I am using the Visual Studio Performance Tools in an attempt to discover why my program is running out of memory. After guessing what to do I have produced this display:-
It seems to suggest here that the size of the object includes the object only and the inclusive size includes all the objects that object references. But the objects concerned are defined like this:-
Public Structure Temperature
Implements IMeasurements, IComparable(Of Temperature)
Private Const KELVIN_TO_CENTIGRADE As Double = 273.15
Private temperature As Double
Friend Sub New(ByVal passed_temperature As Double)
temperature = passed_temperature
End Sub
' some other methods, operator overloads and the IComparable
' implementation
End Structure
so the sizes clearly don't mean that unless there is a staggering amount of wasted space associated with these structures.

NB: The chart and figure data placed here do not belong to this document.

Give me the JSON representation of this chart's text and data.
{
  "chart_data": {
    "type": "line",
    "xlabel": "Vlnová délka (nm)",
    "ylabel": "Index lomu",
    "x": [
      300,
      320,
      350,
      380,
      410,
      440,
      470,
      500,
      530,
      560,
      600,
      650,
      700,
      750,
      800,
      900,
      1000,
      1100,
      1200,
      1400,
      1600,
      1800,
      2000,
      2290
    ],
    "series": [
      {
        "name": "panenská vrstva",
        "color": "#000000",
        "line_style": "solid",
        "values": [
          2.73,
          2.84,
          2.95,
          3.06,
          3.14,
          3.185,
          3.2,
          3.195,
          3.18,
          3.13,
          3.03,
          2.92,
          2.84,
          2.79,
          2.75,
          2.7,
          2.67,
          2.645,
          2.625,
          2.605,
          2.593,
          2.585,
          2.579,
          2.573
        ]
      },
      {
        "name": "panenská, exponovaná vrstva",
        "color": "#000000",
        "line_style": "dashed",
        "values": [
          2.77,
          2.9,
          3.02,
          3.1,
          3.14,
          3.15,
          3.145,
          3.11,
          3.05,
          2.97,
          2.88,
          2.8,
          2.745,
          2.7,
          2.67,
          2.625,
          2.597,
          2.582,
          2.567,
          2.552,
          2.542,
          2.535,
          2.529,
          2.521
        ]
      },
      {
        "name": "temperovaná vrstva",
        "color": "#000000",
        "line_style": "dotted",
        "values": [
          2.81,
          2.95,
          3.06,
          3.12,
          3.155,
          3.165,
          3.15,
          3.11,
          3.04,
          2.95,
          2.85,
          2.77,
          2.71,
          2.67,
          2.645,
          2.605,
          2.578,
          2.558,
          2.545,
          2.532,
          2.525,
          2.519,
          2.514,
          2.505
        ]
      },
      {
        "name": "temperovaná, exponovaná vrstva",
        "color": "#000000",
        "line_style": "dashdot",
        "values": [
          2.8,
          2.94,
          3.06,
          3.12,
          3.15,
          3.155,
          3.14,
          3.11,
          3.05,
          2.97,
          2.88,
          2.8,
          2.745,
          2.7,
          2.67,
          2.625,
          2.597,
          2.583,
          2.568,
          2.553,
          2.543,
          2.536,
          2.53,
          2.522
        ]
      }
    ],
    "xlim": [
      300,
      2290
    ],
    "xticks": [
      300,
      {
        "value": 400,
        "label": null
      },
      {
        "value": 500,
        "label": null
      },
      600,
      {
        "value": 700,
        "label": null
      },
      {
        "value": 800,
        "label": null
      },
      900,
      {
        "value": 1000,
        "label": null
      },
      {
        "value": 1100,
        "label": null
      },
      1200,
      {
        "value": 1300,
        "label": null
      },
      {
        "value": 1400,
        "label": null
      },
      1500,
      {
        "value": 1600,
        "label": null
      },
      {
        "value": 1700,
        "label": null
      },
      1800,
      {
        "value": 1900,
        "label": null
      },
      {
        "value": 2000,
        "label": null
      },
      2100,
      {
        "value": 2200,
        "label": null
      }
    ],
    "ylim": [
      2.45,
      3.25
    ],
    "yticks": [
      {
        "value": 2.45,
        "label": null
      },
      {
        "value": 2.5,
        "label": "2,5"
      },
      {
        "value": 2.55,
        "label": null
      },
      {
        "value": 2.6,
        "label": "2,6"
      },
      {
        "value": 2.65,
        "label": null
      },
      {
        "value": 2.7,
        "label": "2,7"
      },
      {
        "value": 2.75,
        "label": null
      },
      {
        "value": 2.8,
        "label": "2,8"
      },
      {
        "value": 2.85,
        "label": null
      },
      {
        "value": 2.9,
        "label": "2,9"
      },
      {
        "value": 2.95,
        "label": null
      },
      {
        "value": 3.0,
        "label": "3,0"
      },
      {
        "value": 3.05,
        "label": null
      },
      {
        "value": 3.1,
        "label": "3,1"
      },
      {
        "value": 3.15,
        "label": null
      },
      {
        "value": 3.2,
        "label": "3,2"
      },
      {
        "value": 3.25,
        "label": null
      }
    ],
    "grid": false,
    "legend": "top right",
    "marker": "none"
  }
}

So, does anyone know what this is all about? Am I completely missing the point here?
According to my experiments Size and Inclusive size are what is written on Visual Studio tooltips:
Total size of the objects in memory
and
Total size of the objects plus total size of all child objects
But for me most important things to understand are:
Total size is visible size of object + overhead. This means that the following class takes 24 bytes on x64.
class X {}
Inclusive size does not process children of value types. This means if your class has child of value type then objects that are referenced from latter are not calculated.
Size is the object with simple data types. Inclusive is the object plus sub objects size.